Video.js 4.0 is more stable than its predecessors too, thanks to the use of automated cross-browser/device testing with a test suite that uses TravisCI, BunyIP and Browserstack. There is also a new plugin interface for extending Video.js, modelled on jQuery's plugins, with a wiki page listing the available plugins. The improved performance, which includes an 18% reduction in code size, means the player can load within 50 milliseconds and start video playback within 0.5 seconds with a CDN-hosted MP4 file. The new default skin that is simpler and more polished also uses font icons to make it more easily customisable.

The accessibility features mean that keyboard only, screen reader, and voice-interface users of Video.js will be able to interact with the player. The work was done by Greg Kraus of NC State University who goes into more detail in his own blog post. Other changes include a move to a pure JavaScript toolset, removing Video.js's reliance on Ruby for development tools, and bringing in Grunt to manage task running. The Video.js web site has also been open sourced for developers to fork and modify as needed.

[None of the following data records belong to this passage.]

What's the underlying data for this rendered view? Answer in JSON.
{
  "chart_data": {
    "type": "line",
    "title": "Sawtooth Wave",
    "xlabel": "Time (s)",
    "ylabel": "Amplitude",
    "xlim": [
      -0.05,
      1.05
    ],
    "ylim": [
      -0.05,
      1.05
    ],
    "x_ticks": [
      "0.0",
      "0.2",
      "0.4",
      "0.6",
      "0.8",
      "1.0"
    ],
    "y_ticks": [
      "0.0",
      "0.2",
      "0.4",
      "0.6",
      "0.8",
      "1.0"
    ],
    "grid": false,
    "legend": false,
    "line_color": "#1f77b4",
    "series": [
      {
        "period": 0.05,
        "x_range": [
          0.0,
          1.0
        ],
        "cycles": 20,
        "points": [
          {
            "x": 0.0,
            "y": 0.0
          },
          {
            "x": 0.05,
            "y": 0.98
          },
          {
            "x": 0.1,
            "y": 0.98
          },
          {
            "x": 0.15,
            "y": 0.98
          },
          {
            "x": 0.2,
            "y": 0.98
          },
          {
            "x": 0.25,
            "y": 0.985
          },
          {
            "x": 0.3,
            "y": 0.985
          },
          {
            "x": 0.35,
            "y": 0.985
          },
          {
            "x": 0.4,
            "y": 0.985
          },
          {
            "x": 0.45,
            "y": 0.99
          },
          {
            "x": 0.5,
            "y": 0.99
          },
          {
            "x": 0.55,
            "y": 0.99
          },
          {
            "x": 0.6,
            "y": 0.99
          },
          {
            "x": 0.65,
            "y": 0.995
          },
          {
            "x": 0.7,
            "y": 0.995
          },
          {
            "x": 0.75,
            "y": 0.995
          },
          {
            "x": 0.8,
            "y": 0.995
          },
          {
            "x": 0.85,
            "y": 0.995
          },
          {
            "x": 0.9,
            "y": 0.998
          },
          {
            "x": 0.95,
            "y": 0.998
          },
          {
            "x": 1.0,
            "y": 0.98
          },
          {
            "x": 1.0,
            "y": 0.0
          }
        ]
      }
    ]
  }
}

The switch from LGPLv3 to Apache is, says Heffernan, because of confusion between the LGPL and GPL; the project has, for clarity, switched to the Apache licence so it can be "open and free to use in all contexts". He notes that this 4.0 release is "simply a jumping off point" and that in the coming year there will be more improvements to performance, multi-platform stability and customisation, such as contributed plugins for features like playlists, analytics and advertising.

Developers interested in working on Video.js can consult the Contributing guide and will find the project's code hosted on on GitHub. Web designers who want to use Video.js should consult the Getting Started guide on how to deploy the software.